A team of scientists may have confirmed the first failed supernova — and in the process witnessed the birth of a black hole.
Caltech astronomer Scott Adams and his colleagues Christopher Kochanek, Jill Gerke, and Krzystof Stanek of Ohio State University, and Xinyu Dai of the University of Oklahoma, devised a novel observation technique that uses the Large Binocular Telescope (LBT) to identify candidates for failed supernovae, that is, massive stars that have died without the typical spectacular explosion. Using the first four years of data from the LBT survey, the team zeroed in on a star in the NGC 6946 galaxy.
This star, N6946-BH1, caught their attention because in 2009 it flared up to more than one million times the brightness of the Sun, then gradually faded — and vanished. But not without leaving a tantalizing clue to what happened: a faint trace of near-infrared radiation (IR) that is consistent with energy emitted from matter as it spirals into a black hole.
“If this event really was a failed supernova, it means that we have observed the birth of a new black hole for the first time, which is really quite exciting,” says Adams. “But this finding also has wider implications.”
Since 2003, many astronomers have accepted the idea that some stars are too massive to go supernova. Because they can’t overcome their own gravity enough to explode, these stars simply extinguish and collapse into black holes. But there hasn’t been any direct evidence that it happens — until now.
Adams and his team reasoned that if failed supernovae occur in some red supergiants, the largest stars in the universe by volume, the process would produce a visible burst of gravitational energy — like the bright flash of light that the Hubble Space Telescope (HST) recorded in N6946-BH1 from March to May 2009. They submitted this finding to the Monthly Notices of the Royal Astronomical Society and published a preprint online early this month.
“It implies that failed supernovae are the solution to the mystery of why higher-mass red supergiants have not been seen as supernova progenitors, and why there is a gap between the mass distributions of neutron stars and black holes,” says Adams.
There are several other possible, but unlikely, explanations for what they’ve observed in N6946-BH1. Analysis of new and archival photometry data from HST and the Spitzer Space Telescope allows the team to all but rule out the possibility that the star is hidden behind a mask of ejected dust. They are waiting for more data from the orbiting Chandra X-ray Observatory.
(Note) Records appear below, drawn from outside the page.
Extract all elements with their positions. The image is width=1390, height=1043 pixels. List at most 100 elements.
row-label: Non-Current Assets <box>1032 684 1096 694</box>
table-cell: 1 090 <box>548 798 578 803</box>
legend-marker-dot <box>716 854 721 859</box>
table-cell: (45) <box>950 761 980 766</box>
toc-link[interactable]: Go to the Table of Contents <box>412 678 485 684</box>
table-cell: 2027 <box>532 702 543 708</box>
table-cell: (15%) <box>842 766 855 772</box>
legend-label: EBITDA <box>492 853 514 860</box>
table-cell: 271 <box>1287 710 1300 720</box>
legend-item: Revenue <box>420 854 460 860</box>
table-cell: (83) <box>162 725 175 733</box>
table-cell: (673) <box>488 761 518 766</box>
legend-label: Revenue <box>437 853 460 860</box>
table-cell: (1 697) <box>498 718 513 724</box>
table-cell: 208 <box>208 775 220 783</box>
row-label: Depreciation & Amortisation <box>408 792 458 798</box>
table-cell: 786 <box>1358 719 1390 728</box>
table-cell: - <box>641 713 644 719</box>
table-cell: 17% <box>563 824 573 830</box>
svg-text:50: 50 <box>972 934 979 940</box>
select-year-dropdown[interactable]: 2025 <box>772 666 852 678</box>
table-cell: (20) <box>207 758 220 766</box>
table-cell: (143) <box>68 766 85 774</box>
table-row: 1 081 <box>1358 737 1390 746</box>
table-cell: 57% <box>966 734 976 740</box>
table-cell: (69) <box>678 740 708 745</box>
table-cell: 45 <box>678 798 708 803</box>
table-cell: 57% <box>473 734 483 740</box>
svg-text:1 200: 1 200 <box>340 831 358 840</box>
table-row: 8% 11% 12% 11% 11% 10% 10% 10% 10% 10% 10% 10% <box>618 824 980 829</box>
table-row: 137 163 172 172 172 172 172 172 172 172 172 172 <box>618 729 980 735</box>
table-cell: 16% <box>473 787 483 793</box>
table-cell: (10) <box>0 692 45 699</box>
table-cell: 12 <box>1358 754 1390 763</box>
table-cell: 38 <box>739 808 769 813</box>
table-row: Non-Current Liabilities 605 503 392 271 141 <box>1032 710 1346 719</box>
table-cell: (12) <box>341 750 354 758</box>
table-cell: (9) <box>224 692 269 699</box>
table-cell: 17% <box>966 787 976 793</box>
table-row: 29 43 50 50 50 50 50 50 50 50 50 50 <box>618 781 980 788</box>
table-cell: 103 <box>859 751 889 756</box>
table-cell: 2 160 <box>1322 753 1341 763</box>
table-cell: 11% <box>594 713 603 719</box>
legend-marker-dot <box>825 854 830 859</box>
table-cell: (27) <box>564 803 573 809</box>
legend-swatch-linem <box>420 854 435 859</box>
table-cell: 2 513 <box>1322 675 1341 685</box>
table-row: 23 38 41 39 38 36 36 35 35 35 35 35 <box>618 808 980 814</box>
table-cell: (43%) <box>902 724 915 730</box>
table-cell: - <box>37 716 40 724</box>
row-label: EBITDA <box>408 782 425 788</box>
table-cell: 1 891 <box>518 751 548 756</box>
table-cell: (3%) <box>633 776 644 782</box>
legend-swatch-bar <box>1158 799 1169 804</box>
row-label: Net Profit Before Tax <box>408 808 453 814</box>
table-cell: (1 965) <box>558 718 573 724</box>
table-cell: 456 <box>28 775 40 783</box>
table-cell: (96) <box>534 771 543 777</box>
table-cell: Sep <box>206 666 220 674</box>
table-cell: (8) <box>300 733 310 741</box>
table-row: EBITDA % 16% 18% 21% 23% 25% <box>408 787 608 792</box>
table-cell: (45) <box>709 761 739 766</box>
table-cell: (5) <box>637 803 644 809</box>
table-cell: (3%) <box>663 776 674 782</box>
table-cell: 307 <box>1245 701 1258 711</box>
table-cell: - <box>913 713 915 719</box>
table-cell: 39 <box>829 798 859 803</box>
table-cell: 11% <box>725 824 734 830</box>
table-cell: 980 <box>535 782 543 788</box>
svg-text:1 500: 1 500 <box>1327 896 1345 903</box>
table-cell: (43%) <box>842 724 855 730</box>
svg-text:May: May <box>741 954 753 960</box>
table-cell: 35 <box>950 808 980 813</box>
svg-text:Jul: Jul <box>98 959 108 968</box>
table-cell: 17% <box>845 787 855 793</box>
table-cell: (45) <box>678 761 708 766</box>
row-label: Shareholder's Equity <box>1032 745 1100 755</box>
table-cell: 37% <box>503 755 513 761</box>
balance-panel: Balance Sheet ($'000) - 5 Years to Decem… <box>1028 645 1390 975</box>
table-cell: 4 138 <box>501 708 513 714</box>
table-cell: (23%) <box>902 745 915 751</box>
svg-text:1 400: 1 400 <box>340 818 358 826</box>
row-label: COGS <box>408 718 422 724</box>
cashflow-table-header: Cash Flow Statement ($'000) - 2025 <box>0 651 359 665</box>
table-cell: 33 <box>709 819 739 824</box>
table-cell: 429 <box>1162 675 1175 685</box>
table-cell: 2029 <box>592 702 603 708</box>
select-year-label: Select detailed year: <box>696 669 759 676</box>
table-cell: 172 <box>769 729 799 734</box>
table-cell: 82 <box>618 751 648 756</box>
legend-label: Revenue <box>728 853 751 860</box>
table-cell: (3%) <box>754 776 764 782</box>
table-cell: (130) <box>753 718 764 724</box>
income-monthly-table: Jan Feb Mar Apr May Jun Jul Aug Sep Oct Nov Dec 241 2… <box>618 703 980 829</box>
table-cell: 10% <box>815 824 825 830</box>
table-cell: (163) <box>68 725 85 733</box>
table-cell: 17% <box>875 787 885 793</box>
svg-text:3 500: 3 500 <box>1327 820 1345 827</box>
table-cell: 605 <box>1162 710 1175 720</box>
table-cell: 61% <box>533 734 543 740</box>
X-ray emissions at the star would confirm the presence of a black hole; however, if X-rays are not detected, the team will continue to monitor it and employ a more powerful telescope to be certain the star has vanished.
“This unique survey is still ongoing,” says Adams of his team’s work with the LBT. “In an upcoming paper we will present the results of the first seven years of the survey and our constraint on the fraction of core-collapses of massive stars that result in failed supernovae.”